Heifer replacement strategies: cost reduction in the UK suckler beef herd

The long-term future of the UK suckler industry hangs in the balance. Consumer eating habits are changing; people are actively reducing their red meat consumption due to concerns over its association with health, ethics and environment; and instead favouring poultry, fish and meat-free alternatives. This trend is not the only concern for the industry.

The sector has also seen many years of poor returns which is likely to be exacerbated further by the probable loss of direct subsidies as part of the new Agricultural Bill. When compared to other countries, even though the UK beef price is relatively high, profitability is low. This can be attributed to our high cost of production.

Numerous research papers suggest that calving heifers for the first time at two years of age is an effective method of reducing cost of production and increasing cow lifetime reproductive performance. However, it is estimated that only 35% of English suckler producers carry out the practice. This report concentrates on the management practices required to ensure calving heifers at two years of age is successful, with the ultimate aim of reducing cost of production and boosting profits.

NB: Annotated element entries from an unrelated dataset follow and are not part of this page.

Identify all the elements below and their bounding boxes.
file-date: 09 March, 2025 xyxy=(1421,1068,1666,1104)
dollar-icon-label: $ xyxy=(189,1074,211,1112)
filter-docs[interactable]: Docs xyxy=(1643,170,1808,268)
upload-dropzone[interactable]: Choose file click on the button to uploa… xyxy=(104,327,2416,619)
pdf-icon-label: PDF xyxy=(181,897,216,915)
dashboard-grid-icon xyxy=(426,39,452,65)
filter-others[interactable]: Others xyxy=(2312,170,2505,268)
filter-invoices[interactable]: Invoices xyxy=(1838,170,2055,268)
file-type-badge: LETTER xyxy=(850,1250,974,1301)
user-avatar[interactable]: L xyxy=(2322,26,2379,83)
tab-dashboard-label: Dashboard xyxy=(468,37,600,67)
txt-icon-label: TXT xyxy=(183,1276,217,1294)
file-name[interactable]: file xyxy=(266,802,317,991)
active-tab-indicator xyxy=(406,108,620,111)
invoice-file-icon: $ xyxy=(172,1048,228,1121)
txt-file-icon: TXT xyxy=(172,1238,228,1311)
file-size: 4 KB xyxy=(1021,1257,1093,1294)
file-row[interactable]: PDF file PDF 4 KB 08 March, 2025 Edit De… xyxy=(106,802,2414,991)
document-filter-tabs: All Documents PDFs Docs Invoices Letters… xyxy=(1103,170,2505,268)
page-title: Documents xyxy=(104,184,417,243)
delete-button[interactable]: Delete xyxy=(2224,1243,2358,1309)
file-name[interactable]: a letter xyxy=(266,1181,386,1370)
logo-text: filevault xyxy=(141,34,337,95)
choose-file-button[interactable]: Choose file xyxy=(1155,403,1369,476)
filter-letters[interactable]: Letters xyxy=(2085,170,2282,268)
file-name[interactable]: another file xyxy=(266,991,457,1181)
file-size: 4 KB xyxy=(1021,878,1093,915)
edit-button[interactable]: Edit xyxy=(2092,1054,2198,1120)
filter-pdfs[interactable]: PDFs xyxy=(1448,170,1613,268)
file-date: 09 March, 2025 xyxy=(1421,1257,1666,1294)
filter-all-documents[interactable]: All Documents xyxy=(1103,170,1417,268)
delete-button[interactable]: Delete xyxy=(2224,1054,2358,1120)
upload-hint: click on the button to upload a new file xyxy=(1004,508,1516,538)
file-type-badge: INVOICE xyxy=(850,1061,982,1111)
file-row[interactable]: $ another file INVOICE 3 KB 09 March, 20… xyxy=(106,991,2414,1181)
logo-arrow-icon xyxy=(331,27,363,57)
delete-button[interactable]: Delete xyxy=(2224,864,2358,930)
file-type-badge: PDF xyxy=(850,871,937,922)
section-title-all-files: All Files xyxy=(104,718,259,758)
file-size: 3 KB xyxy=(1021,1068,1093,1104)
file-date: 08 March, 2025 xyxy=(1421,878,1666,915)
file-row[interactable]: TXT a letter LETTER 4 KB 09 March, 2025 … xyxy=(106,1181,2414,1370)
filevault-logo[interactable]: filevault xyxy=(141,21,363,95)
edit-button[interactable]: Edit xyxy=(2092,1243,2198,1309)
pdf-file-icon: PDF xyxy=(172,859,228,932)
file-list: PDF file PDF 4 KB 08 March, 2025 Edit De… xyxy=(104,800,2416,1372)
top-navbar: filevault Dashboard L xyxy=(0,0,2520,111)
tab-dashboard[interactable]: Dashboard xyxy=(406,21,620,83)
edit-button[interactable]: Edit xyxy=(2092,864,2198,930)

As part of my project, major beef producing countries including the USA, Canada and Australia were visited; where calving at two years has been commonplace since the 1970s. Countries closer to home including Scotland, Northern Ireland and the Republic of Ireland, were also explored to uncover examples of best practice in more representative systems.

Successful heifer development was found to be underpinned by nutrition, genetics and effective selection. Nutrition has a significant impact on age at puberty and rebreeding rates; if this isn’t optimum, calving heifers at two years of age will be a challenge. The age at which a heifer reaches puberty, along with other maternal attributes, is also influenced by genetics. As an industry we must place more emphasis on maternal traits, rather than the terminal characteristics which have dominated selection decisions for many years.

Selection is key: we should not fight to keep unsuitable heifers within the herd. Creating weight targets, implementing tight breeding patterns and applying rigorous visual and genetic selection criteria ensure that only the most productive heifers enter the herd. This in turn results in the creation of a functional suckler cow which calves unassisted every 365 days; has low maintenance costs; and remains productive for a sufficient period of time to cover her development costs. This inevitably will decrease the industry’s cost of production, helping to ensure a long-term, sustainable future for the UK suckler herd.